Politique de la pollution

Thu, 27/04/2017 - 15:04

On peut décimer la population avec des gaz toxiques sans recevoir de missiles de croisière ni encourir la réprobation internationale, mais à une condition : procéder à très large échelle et de manière continue. « En 2015, estime une équipe de chercheurs dans un article publié par la revue médicale The Lancet, l'exposition longue aux particules fines (moins de 2,5 microns) a causé la mort de 4,2 millions de personnes et la perte de 103,1 millions d'années de vie en bonne santé (1).  » Le bilan de cette pollution de l'air d'origine essentiellement industrielle ne cesse de s'alourdir. Mais pas pour tous. « Ces morts prématurées surviennent dans 59 % des cas en Asie du Sud et de l'Est », notamment en Chine, en Inde, au Pakistan et au Bangladesh. Dans ce dernier pays, l'atmosphère contient en moyenne neuf fois plus de particules fines qu'aux États-Unis.

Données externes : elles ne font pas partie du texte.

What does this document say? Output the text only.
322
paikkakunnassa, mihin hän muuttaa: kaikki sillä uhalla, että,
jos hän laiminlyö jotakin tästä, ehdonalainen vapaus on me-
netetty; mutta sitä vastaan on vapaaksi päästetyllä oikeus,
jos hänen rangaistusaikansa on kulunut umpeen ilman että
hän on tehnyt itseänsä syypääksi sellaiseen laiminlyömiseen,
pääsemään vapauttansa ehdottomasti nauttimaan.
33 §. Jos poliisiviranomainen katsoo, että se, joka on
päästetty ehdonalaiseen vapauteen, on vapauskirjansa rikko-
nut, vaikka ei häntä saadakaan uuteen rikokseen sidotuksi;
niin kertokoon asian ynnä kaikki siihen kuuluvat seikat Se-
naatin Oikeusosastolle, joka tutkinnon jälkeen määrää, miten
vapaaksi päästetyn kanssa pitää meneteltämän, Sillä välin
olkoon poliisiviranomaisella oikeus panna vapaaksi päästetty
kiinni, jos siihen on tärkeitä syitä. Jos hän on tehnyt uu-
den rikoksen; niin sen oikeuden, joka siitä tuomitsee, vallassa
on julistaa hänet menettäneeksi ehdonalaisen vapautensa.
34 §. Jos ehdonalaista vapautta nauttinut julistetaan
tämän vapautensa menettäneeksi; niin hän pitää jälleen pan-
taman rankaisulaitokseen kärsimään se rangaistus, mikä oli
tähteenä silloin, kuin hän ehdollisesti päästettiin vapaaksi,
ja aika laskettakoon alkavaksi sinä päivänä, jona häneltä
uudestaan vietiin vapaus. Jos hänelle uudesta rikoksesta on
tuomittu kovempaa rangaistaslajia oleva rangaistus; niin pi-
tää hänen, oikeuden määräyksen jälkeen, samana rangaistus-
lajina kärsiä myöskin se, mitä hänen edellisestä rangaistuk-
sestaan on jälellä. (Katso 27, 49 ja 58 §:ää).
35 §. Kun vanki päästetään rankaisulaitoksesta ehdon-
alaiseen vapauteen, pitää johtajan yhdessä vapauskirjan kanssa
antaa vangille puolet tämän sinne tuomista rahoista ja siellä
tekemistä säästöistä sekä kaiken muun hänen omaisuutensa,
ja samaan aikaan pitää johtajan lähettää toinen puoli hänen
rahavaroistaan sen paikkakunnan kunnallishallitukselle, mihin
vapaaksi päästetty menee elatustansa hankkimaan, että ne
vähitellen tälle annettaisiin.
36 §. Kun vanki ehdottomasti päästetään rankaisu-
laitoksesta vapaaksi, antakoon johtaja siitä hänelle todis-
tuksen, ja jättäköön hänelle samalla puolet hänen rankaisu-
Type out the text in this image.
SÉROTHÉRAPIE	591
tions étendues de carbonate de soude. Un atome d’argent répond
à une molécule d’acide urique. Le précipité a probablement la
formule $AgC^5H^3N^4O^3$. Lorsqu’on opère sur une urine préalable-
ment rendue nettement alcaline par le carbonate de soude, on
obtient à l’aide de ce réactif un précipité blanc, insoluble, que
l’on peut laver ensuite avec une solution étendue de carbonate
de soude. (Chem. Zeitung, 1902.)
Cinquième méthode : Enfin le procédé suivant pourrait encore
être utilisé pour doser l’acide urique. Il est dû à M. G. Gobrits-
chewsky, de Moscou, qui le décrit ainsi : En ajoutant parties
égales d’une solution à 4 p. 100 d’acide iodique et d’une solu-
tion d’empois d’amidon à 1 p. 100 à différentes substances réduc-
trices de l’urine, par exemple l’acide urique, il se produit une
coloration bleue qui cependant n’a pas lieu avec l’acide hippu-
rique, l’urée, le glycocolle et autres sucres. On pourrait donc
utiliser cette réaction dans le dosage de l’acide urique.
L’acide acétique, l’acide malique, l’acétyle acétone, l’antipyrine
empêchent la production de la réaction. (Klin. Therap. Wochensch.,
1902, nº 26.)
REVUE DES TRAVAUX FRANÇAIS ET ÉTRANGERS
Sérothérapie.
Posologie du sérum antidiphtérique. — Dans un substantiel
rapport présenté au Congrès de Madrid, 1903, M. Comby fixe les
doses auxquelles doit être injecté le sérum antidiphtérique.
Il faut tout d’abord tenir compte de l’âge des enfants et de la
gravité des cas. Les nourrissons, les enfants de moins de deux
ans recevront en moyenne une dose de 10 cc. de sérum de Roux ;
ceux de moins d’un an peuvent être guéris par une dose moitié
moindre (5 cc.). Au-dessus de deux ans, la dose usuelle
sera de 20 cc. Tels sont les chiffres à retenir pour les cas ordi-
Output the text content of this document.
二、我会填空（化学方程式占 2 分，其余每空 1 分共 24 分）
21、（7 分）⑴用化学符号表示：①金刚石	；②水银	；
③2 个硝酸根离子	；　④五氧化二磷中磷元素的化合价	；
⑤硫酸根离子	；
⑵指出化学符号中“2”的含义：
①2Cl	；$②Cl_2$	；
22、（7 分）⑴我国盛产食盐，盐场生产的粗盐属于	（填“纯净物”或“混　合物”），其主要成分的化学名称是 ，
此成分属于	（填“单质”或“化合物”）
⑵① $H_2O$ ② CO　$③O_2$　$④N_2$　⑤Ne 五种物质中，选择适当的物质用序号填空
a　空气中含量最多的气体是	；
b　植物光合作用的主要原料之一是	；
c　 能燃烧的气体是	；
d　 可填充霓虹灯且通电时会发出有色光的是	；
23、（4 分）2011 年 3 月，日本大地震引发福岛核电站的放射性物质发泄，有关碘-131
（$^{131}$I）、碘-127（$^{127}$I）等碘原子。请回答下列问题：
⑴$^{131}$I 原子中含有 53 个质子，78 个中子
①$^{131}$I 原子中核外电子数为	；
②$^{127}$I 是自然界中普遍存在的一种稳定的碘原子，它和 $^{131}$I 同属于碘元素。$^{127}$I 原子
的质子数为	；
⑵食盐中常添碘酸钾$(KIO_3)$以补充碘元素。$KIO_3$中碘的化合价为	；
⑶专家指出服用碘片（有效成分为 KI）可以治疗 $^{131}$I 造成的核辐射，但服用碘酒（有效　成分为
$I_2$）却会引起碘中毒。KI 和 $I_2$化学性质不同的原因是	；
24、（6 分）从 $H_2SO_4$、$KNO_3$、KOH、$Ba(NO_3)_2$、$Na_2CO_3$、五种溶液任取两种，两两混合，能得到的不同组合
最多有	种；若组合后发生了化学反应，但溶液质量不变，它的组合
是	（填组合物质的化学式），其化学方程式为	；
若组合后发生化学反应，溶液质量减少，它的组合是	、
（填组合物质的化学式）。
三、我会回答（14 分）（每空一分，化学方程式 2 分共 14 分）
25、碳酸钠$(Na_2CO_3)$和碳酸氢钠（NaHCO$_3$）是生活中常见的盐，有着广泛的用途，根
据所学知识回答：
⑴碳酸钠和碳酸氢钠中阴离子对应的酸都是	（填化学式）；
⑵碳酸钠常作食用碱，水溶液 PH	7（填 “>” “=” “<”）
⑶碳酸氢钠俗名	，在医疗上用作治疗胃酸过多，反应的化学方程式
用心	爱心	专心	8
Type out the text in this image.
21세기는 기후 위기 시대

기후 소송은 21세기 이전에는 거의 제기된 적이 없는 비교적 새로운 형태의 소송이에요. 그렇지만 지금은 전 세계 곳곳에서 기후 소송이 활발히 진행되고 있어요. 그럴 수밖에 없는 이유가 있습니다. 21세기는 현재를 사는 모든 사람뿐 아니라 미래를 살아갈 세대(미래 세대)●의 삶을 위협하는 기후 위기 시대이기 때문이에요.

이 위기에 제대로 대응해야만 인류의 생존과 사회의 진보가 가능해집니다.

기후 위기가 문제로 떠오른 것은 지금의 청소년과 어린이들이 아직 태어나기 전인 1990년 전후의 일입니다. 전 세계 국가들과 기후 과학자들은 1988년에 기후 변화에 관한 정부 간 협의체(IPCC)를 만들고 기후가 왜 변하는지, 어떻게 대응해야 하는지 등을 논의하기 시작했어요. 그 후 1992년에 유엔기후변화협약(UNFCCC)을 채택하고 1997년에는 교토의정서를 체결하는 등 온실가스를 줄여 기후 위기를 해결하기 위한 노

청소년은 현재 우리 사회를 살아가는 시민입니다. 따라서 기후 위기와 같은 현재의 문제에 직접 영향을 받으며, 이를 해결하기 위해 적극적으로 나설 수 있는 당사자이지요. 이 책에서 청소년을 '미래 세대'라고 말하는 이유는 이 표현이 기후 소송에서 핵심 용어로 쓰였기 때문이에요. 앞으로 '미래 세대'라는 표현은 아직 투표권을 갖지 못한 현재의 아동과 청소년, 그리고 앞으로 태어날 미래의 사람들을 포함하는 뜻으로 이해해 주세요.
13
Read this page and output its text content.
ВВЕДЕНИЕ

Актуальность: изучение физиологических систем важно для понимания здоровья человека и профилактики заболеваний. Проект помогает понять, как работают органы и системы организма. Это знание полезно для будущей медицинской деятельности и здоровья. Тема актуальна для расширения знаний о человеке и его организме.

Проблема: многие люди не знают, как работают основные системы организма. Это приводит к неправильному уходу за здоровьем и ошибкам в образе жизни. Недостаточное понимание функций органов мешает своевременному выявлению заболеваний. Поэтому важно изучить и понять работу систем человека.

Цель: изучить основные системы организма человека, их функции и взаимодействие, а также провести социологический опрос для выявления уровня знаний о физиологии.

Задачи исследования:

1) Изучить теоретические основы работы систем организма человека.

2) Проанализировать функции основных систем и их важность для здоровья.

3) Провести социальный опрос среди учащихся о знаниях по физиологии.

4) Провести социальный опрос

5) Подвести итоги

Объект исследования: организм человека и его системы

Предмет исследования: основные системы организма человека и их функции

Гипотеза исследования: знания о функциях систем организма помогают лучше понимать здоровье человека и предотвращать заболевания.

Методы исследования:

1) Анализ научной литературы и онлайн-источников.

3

On suffoque dans les ateliers du monde pour qu'on puisse soupirer d'aise dans les centres commerciaux de Paris ou de Los Angeles sans risquer de s'encrasser les bronches. Cette hypothèse audacieuse, qui fait du libre-échange l'une des causes majeures de mortalité sur terre, ne provient pas d'un livret militant mais d'un second article, publié cette fois par la revue scientifique Nature (2). Région par région, les chercheurs ont évalué les décès dus aux particules fines selon qu'ils découlaient de la production de biens et de services, de leur consommation ou du déplacement atmosphérique des polluants. Ils estiment que, sur les 3,45 millions de décès prématurés dus aux particules fines comptabilisés en 2007, « 22 %, soit 762 400 morts, étaient liés à des biens et des services produits dans une région mais consommés dans une autre », donc au commerce international, contre « 12 %, soit 411 100 morts, à des polluants émis dans une région différente de celle où les décès surviennent », c'est-à-dire au déplacement par le vent des particules fines d'un pays à l'autre.

Par exemple, « la pollution émise en Chine en 2007 se traduit par plus de 64 800 morts prématurées dans d'autres régions du monde, dont 3 100 morts en Europe de l'Ouest et aux États-Unis. Mais, d'un autre côté, la consommation en Europe et aux États-Unis de biens chinois est liée à plus de 108 600 décès prématurés en Chine ». Parce qu'ils corrompent leur atmosphère pour produire chez eux les baskets et smartphones que d'autres consomment ailleurs, les Chinois se retrouvent exportateurs net de biens et de services, mais importateurs net de morts dus à l'air vicié. Réciproquement, lorsqu'ils importent des marchandises, les pays riches exportent la mortalité associée aux particules fines. « S'il s'avère que le coût des produits importés est plus faible à cause de contrôles de pollution atmosphérique moins stricts dans les pays producteurs, concluent les scientifiques, alors les consommateurs font des économies au détriment de vies perdues ailleurs. »

Diffusées en boucle par la presse, des photographies de petites victimes agonisantes décideraient-elles M. Donald Trump à bombarder le siège de l'Organisation mondiale du commerce ?

(1) Aaron Cohen et al., « Estimates and 25-year trends of the global burden of disease attributable to ambient air pollution : An analysis of data from the Global Burden of Diseases Study 2015 », The Lancet, Londres, vol. 389, no 10078, 15 avril 2017.

(2) Qiang Zhang et al., « Transboundary health impacts of transported global air pollution and international trade », Nature, Londres, vol. 543, no 7647, 30 mars 2017.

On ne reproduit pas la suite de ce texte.